How does a stacker crane position itself accurately in a tall aisle?

Modern cranes use absolute optical positioning rather than counting wheel revolutions. A barcode positioning system reads a continuous coded tape along the aisle: systems such as the Leuze BPS 300i resolve absolute position over travel lengths up to 10 km at speeds up to 10 m/s. Laser distance systems such as the Leuze AMS 300i measure to a reflector over ranges up to about 300 m with millimeter-class accuracy. Vertical position on the mast is read the same way. The drives then run S-curve acceleration profiles and decelerate into the target bay, with fine-positioning sensors confirming fork alignment before extraction. This combination yields the repeatable bay accuracy needed to insert a load into a narrow rack opening.

Can a stacker crane operate in a cold-storage or freezer warehouse?

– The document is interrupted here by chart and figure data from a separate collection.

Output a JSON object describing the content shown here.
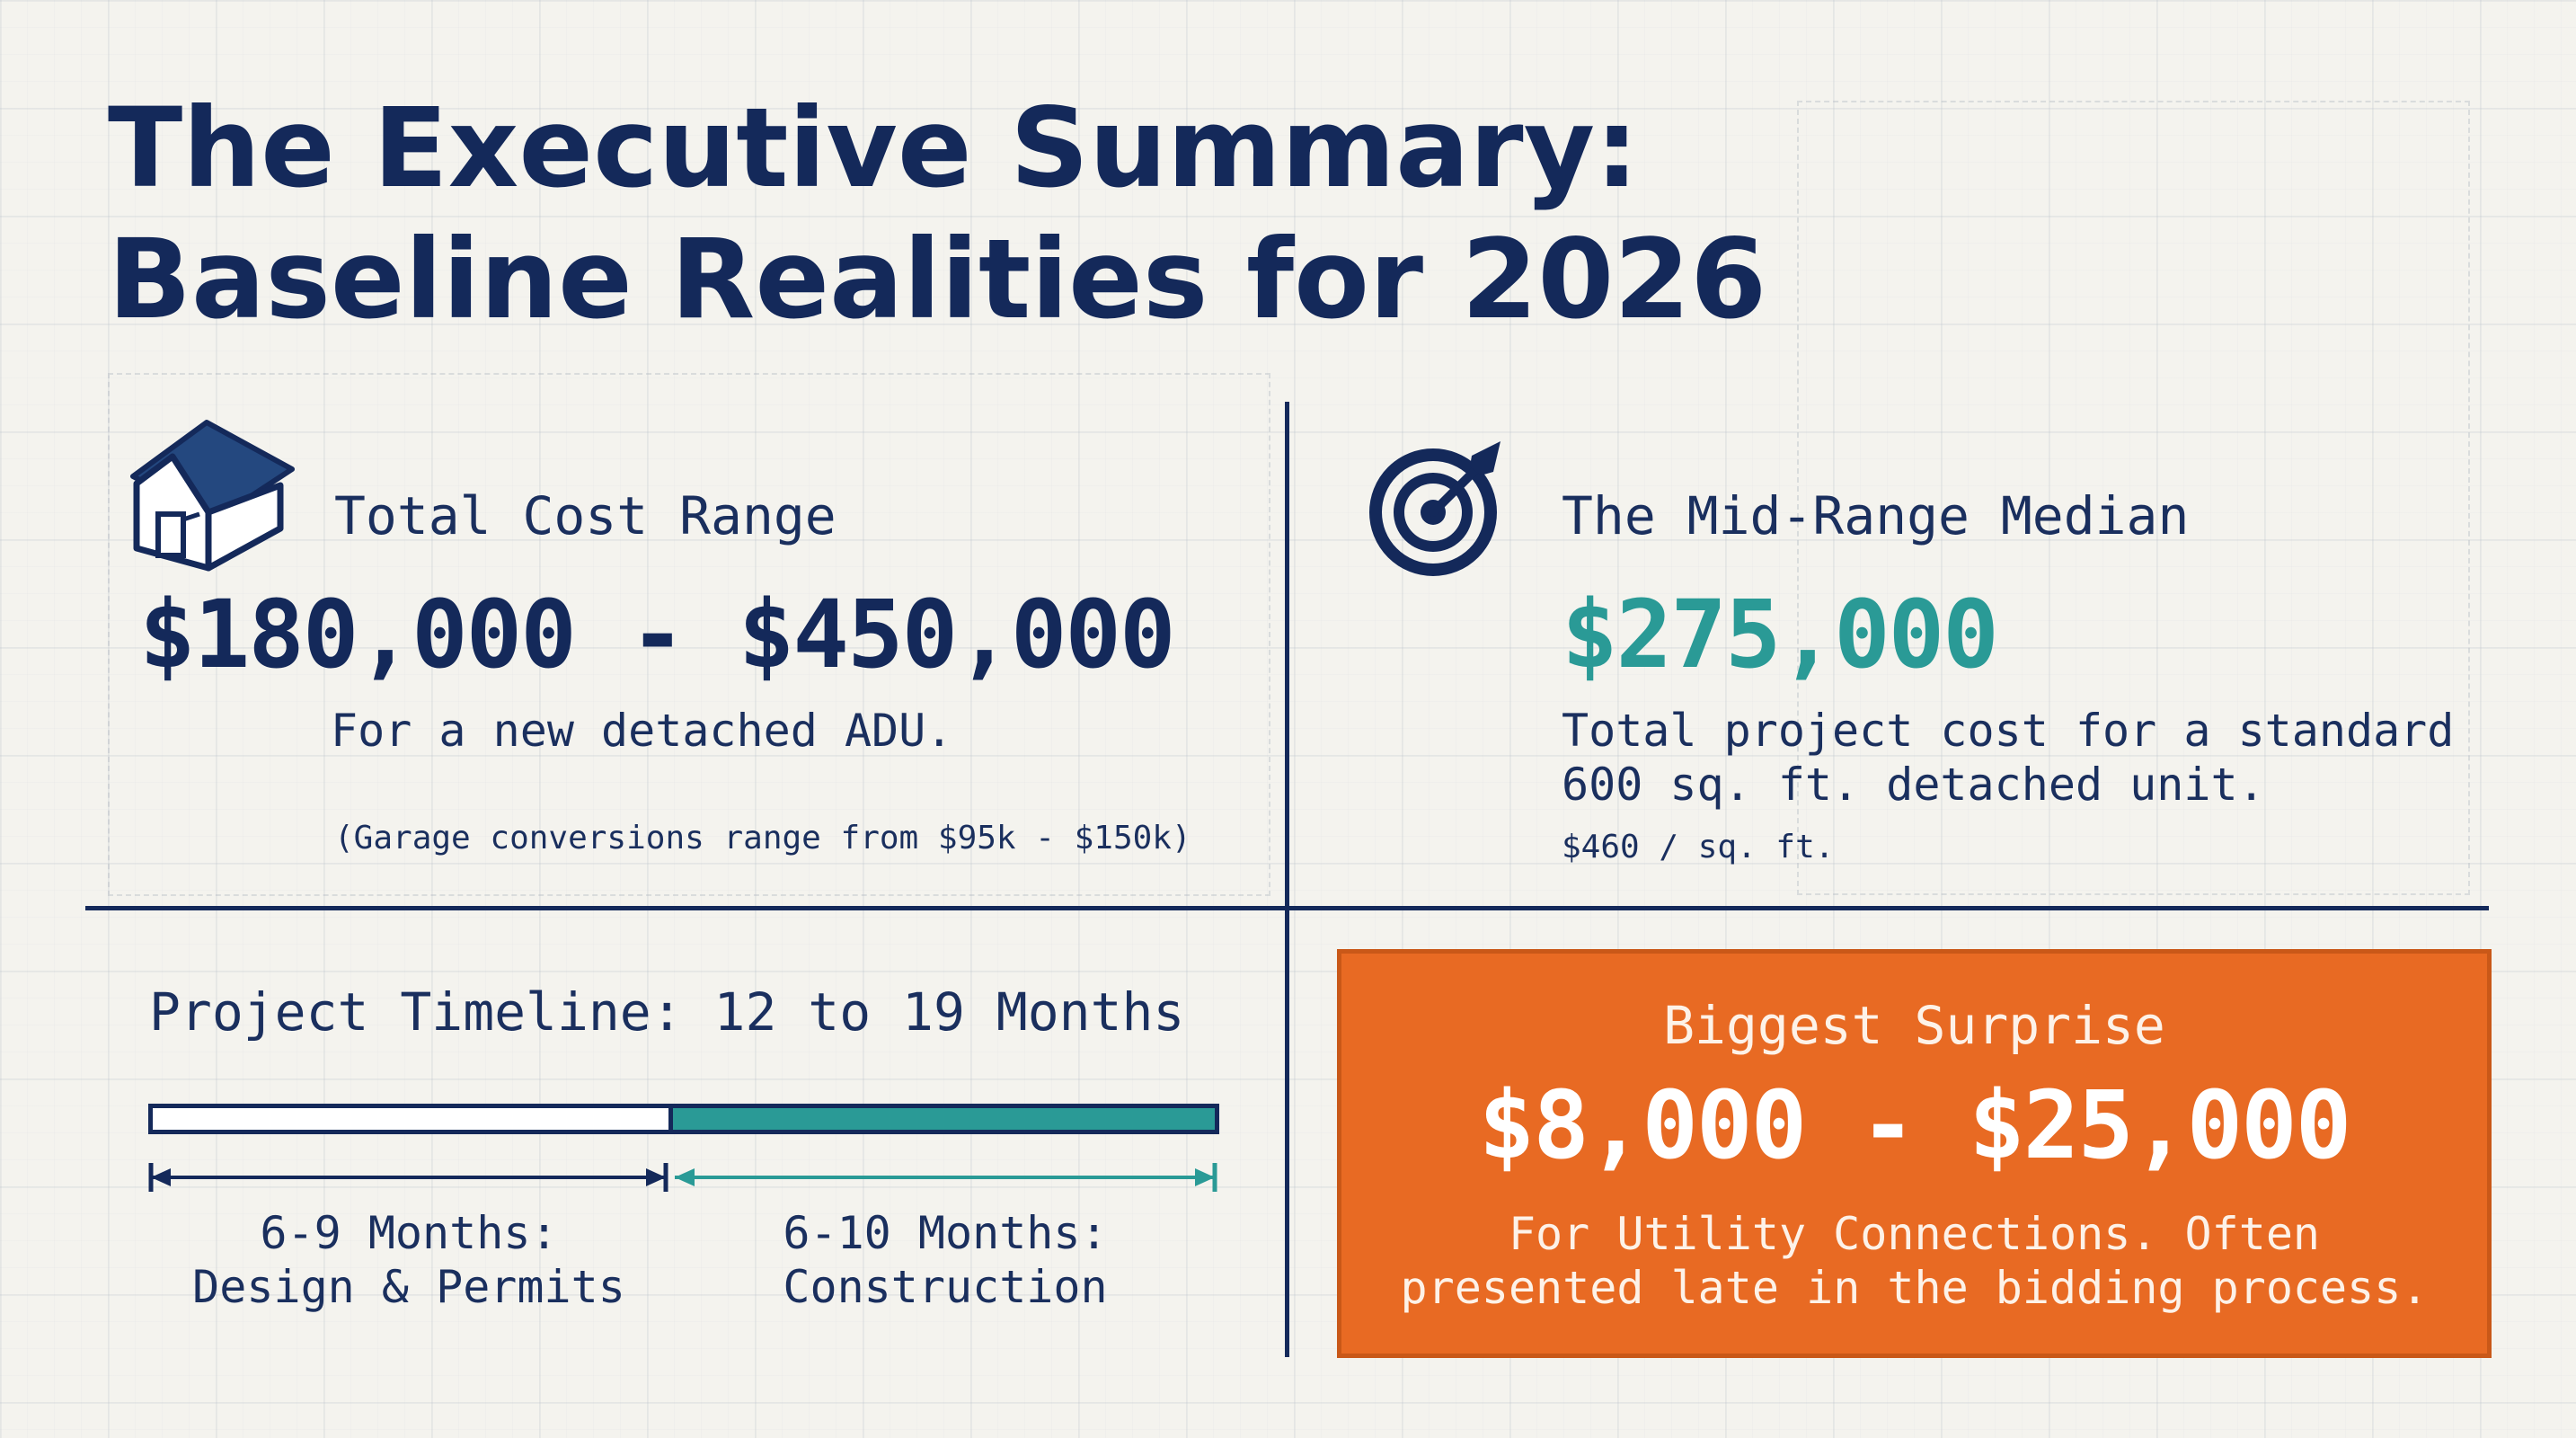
{
  "title": {
    "line1": "The Executive Summary:",
    "line2": "Baseline Realities for 2026"
  },
  "total_cost": {
    "icon": "house-icon",
    "label": "Total Cost Range",
    "value": "$180,000 - $450,000",
    "description": "For a new detached ADU.",
    "note": "(Garage conversions range from $95k - $150k)"
  },
  "median": {
    "icon": "target-icon",
    "label": "The Mid-Range Median",
    "value": "$275,000",
    "description_line1": "Total project cost for a standard",
    "description_line2": "600 sq. ft. detached unit.",
    "note": "$460 / sq. ft."
  },
  "timeline": {
    "label": "Project Timeline: 12 to 19 Months",
    "phases": [
      {
        "line1": "6-9 Months:",
        "line2": "Design & Permits",
        "fraction": 0.487
      },
      {
        "line1": "6-10 Months:",
        "line2": "Construction",
        "fraction": 0.513
      }
    ]
  },
  "surprise": {
    "label": "Biggest Surprise",
    "value": "$8,000 - $25,000",
    "description_line1": "For Utility Connections. Often",
    "description_line2": "presented late in the bidding process."
  },
  "colors": {
    "navy": "#14295a",
    "teal": "#2a9a96",
    "orange": "#e86a23",
    "background": "#f4f3ee"
  }
}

Yes, with a cold-rated configuration. Mainstream pallet cranes are specified for operating ranges such as -30 degrees C to +40 degrees C when ordered with low-temperature options. Freezer duty requires cold-rated lubricants and greases, heated or sealed electrical enclosures, condensation and frost management on sensors and barcode tape, gearbox oils rated for the temperature, and cable jackets that stay flexible in the cold. Because AS/RS removes humans from the aisle, automated freezer storage is a common application: it keeps people out of a hostile environment and raises storage density. Always confirm the exact rated temperature window and any duty-cycle derating on the manufacturer datasheet.

Which manufacturers build stacker cranes and AS/RS systems?

The global tier includes Daifuku (Japan), Murata Machinery (Muratec), Dematic and TGW for full systems, SSI Schaefer (Germany), Mecalux and Interlake Mecalux (Spain and USA), Swisslog (KUKA group), Kardex, Stocklin, and Vanderlande. Mecalux publishes named ranges such as the MT single-mast pallet series, the MTB twin-mast series, and the MT0 trilateral type; Daifuku supplies both unit-load and mini-load AS/RS lines. Selection is rarely about the crane alone: the rack structure, warehouse control system (WCS), aisle-transfer cars, and conveyor interface are integrated by one supplier, so evaluate the system integrator and local service network alongside the crane datasheet.